Now again, all of these points are not mine alone: the anthropology and sociology of bureaucracy around the world has produced many examples now of how serious political harm, and the promotion of very questionable private interests has come to pass in the name of well-meaning transparency campaigns. This research suggests that transparency is not a simple good–that it has different costs and benefits in different situations, that we need to ask questions about whose interests transparency serves, and that if we value transparency there may be additional work to do to make it real and meaningful for all sectors of society.

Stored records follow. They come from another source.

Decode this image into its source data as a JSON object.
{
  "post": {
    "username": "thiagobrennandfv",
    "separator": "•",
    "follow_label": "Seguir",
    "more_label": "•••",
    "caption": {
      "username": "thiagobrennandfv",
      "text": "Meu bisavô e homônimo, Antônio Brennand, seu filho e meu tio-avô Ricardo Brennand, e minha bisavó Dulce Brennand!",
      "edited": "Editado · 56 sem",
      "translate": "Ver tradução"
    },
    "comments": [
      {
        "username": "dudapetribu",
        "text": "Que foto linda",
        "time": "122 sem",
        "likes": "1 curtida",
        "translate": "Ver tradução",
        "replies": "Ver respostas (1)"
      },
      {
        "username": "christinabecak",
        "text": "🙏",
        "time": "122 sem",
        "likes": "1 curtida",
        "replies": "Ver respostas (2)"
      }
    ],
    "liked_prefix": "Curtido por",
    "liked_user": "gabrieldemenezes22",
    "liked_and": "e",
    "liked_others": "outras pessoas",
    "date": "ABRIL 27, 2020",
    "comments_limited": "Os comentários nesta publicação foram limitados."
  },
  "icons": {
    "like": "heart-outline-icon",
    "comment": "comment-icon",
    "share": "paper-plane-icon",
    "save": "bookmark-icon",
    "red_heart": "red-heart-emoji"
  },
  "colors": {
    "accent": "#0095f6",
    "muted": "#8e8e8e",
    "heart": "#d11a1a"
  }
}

My research has convinced me that a more effective financial regulation will require a new set of scripts for deep cooperation between regulators and market participants. It is the only way that regulators can get the information they need, and it is the only way that we can begin to get around the cat and mouse game in which as soon as the government proposes a rule market players look for a loophole.  Yet regulators and market participants alike insist that a certain degree of privacy is necessary in order for each side to trust the other.  How we carefully balance the costs and benefits of various institutional options, given this reality, is a complex, but interesting and important question.